I began to relate this to my work with business clients where we might be talking about a new product or concept, or a new approach to promotional marketing and other challenges where some facts are well known and many others are for practical purposes unknowable. In such a situation how do you proceed? Einstein would say, if I may be so bold as to speak for him, to first beware of investing all your time into trying to know everything. This is similar to the common advice to avoid “analysis paralysis”. He adds to this common wisdom a more unique point of advice: use your imagination and then be bold enough to just try it out! Experiment. Try. Fail. Try again with another approach.

This is of course no guarantee of success. Your imagination might fail you. But when faced with a big challenge, using your imagination can be a powerful tool to spur action and overcome inaction. At the very least, doing so will give you a taste of how Albert Einstein thought and that alone will be fun!

Creative friction

Recently I posted about an interesting research article on “The Contradictions That Drive Toyota’s Success“.
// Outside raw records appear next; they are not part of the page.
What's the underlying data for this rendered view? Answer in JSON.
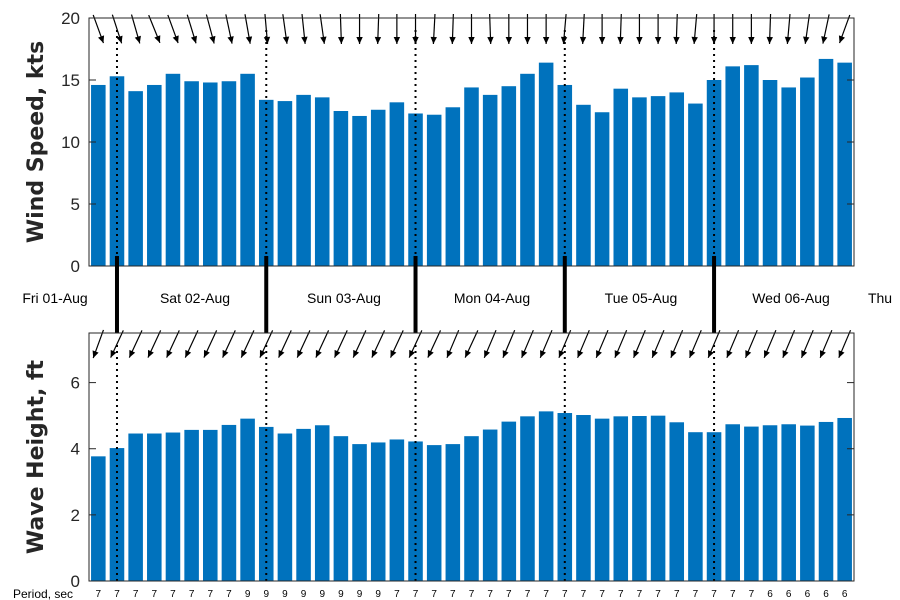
{
  "chart_data": [
    {
      "type": "bar",
      "ylabel": "Wind Speed, kts",
      "ylim": [
        0,
        20
      ],
      "yticks": [
        0,
        5,
        10,
        15,
        20
      ],
      "grid": false,
      "color": "#0072bd",
      "values": [
        14.6,
        15.3,
        14.1,
        14.6,
        15.5,
        14.9,
        14.8,
        14.9,
        15.5,
        13.4,
        13.3,
        13.8,
        13.6,
        12.5,
        12.1,
        12.6,
        13.2,
        12.3,
        12.2,
        12.8,
        14.4,
        13.8,
        14.5,
        15.5,
        16.4,
        14.6,
        13.0,
        12.4,
        14.3,
        13.6,
        13.7,
        14.0,
        13.1,
        15.0,
        16.1,
        16.2,
        15.0,
        14.4,
        15.2,
        16.7,
        16.4
      ],
      "direction_to_deg": [
        160,
        162,
        164,
        158,
        160,
        163,
        165,
        168,
        170,
        175,
        172,
        174,
        172,
        178,
        180,
        182,
        180,
        180,
        183,
        182,
        180,
        178,
        180,
        180,
        180,
        185,
        183,
        180,
        182,
        180,
        180,
        182,
        185,
        180,
        180,
        180,
        182,
        185,
        188,
        192,
        200
      ]
    },
    {
      "type": "bar",
      "ylabel": "Wave Height, ft",
      "ylim": [
        0,
        7.5
      ],
      "yticks": [
        0,
        2,
        4,
        6
      ],
      "grid": false,
      "color": "#0072bd",
      "values": [
        3.77,
        4.02,
        4.46,
        4.46,
        4.49,
        4.57,
        4.57,
        4.72,
        4.91,
        4.66,
        4.46,
        4.6,
        4.71,
        4.38,
        4.14,
        4.19,
        4.28,
        4.22,
        4.11,
        4.14,
        4.38,
        4.58,
        4.82,
        4.98,
        5.13,
        5.08,
        5.02,
        4.91,
        4.98,
        4.99,
        5.0,
        4.8,
        4.5,
        4.5,
        4.74,
        4.67,
        4.71,
        4.74,
        4.7,
        4.81,
        4.93
      ],
      "direction_to_deg": [
        200,
        205,
        205,
        205,
        205,
        205,
        205,
        205,
        205,
        205,
        205,
        205,
        205,
        205,
        205,
        205,
        205,
        205,
        205,
        203,
        205,
        203,
        203,
        203,
        203,
        203,
        203,
        203,
        203,
        203,
        203,
        203,
        203,
        203,
        203,
        203,
        203,
        203,
        203,
        203,
        203
      ]
    }
  ],
  "days": [
    {
      "label": "Fri 01-Aug"
    },
    {
      "label": "Sat 02-Aug"
    },
    {
      "label": "Sun 03-Aug"
    },
    {
      "label": "Mon 04-Aug"
    },
    {
      "label": "Tue 05-Aug"
    },
    {
      "label": "Wed 06-Aug"
    },
    {
      "label": "Thu"
    }
  ],
  "period": {
    "label": "Period, sec",
    "values": [
      7,
      7,
      7,
      7,
      7,
      7,
      7,
      7,
      9,
      9,
      9,
      9,
      9,
      9,
      9,
      9,
      7,
      7,
      7,
      7,
      7,
      7,
      7,
      7,
      7,
      7,
      7,
      7,
      7,
      7,
      7,
      7,
      7,
      7,
      7,
      7,
      6,
      6,
      6,
      6,
      6
    ]
  },
  "colors": {
    "bar": "#0072bd",
    "axis": "#262626",
    "arrow": "#000000"
  }
}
In summary the authors describe three “forces of expansion” (defined as those that lead the company to instigate change and improvement) and three “forces of integration” (defined as those that stabilize the company’s expansion and transformation). The countervailing nature of these forces allow Toyota to be widely and sometimes wildly innovative, creative, and constantly renewing itself, without undue chaos or losing its very clear and constant cultural identity. In the previous post I focused on the Expansion forces. Now a thought about Integration forces.

The Integration forces are listed as Values from the founders, Up-and-in people management, and Open communcation. Each are interesting but a part of the description of Open Communication was of most interest to me. A specific aspect of open communication was “give people freedom to voice contrary opinions”. It struck me as contraditory — ah, the authors’ title for the article was starting to make sense! — that being contrary with one another would serve to integrate the culture.

Then it reminded me of the economist Joseph Schumpeter’s thoughts about creative destruction. Schumpeter asserted that the process of innovation and growth in a capitalist economy was a strong mixture of both descruction and creation occuring simultaneously. And bringing these contradictory forces together results in a stronger, more vibrant and growth-oriented economy.

In fact in the Toyota example there are several examples cited of how allowing contrary opinions had positive impact. One I particularly enjoyed was of the new head of U.S. sales ignoring “everything those top executives told me” about what should be done to succeed in the U.S. market. It had to be clear to his bosses in Japan that the U.S. sales executive was contradicting their orders long before the results of his decisions played out, yet they allowed him to make his case and then go with his own ideas. He could have been wrong, but then if he was following some of the principles from the “Forces for Expansion” (discussed in the previous post), particularly to have an experimental attitude and approach, he would have a built-in mechanism to manage the risk of failure and to continually adjust or abandon his ideas if needed.

Most organizations and leaders will say they want to “hear” contrary opinions. Few in my experience want to “allow” those contrary opinions to be freely acted upon. And in Toyota’s case it is apparently beyond allow, but to “encourage” their people to act on their contrary opinions and ideas.

Latent value, by definition, has to be revealed. Reveal is a verb and connotes action. Toyota is a great example of an organizational approach and culture that personifies, through their actions, continually discovering and “revealing potential”.

Do you agree? Are there other ingredients that lead to unlocking latent value?